止める間もなくカートはキッチンへ逃げていったし、注文口からも呼び出しベルがなった為マックスは泣く泣くホールへと回った。
モブ子
ねぇ、ちゅーもーん。遅いんですけど
マックス
申し訳ございませんー。ご注文はお決まりですかー?
モブ花
んとぉ、このモカフラッペとー、あそこのチョコドーナツに〜、
モブ美
え!ねね、このイチゴパフェ食べた〜い!
4人組のうち3人はもう決めたようでこうやって長々とメニューを読み上げている。
マックス
…ご注文は以上でよろしいですか?
モブ子
え、うん。んねー!あなたの下の名前選べたぁ??
(なまえ)
あなた
まだ!まだもうちょっと迷ってる!
モブ美
りょ〜笑うちら先席取っとくからゆっくり決めな〜
そう言って彼女たちはお礼も言わずさっさと席へ向かっていった。
まあまだ選んでる子にああ言えるあたり、別に悪い子達じゃ無いのは分かってるけど。
マックス
なーんか、ナチュラルに差別されてるよねぇ…
マックスはカウンターに置かれたメニュー文字の羅列を見てはため息がでた。
(なまえ)
あなた
あの、すみません
マックス
え、あ、失礼しました。ご注文お決まりですか?
(なまえ)
あなた
はい!っと、チョコキャラメルフラッペと、抹茶ワッフルで!
マックス
はい、フラッペカスタムされますかー?
(なまえ)
あなた
!します!えーっと、あ!上から追いキャラメルしたい
それゲロ甘にならない?大丈夫?
マックスの心配をよそに女の子は甘味を追加していく。
(なまえ)
あなた
…以上でお願いします!
マックス
かしこまりました、こちらお釣りですー。
(なまえ)
あなた
はーい、ありがとうございます!
マックス
、ど、ういたしまして…
今日もどうせ0だろって思っていた。

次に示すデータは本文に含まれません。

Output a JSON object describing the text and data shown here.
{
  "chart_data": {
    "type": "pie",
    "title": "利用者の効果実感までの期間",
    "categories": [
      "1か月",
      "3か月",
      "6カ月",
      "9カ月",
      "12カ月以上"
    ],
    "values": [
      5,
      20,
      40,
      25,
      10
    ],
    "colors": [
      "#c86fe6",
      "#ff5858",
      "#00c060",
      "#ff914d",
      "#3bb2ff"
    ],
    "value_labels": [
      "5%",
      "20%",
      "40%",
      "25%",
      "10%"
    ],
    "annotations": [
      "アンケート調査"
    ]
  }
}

良くてあざすか、無言のチップ。

それを笑顔付きでしっかりありがとうまで言われたのはここに就いて初めてだった。
席に小走りでかけていく女の子の後ろ姿が目に焼き付いて離れなかった。
店内に流れるラブソングにこんなに共感する日が来るなんて思ってもなかったし、もう無いはずの心臓がドキドキする感覚を思い出した。
マックス
え、嘘でしょ、
可愛い。声に出せば自覚するのは簡単だった。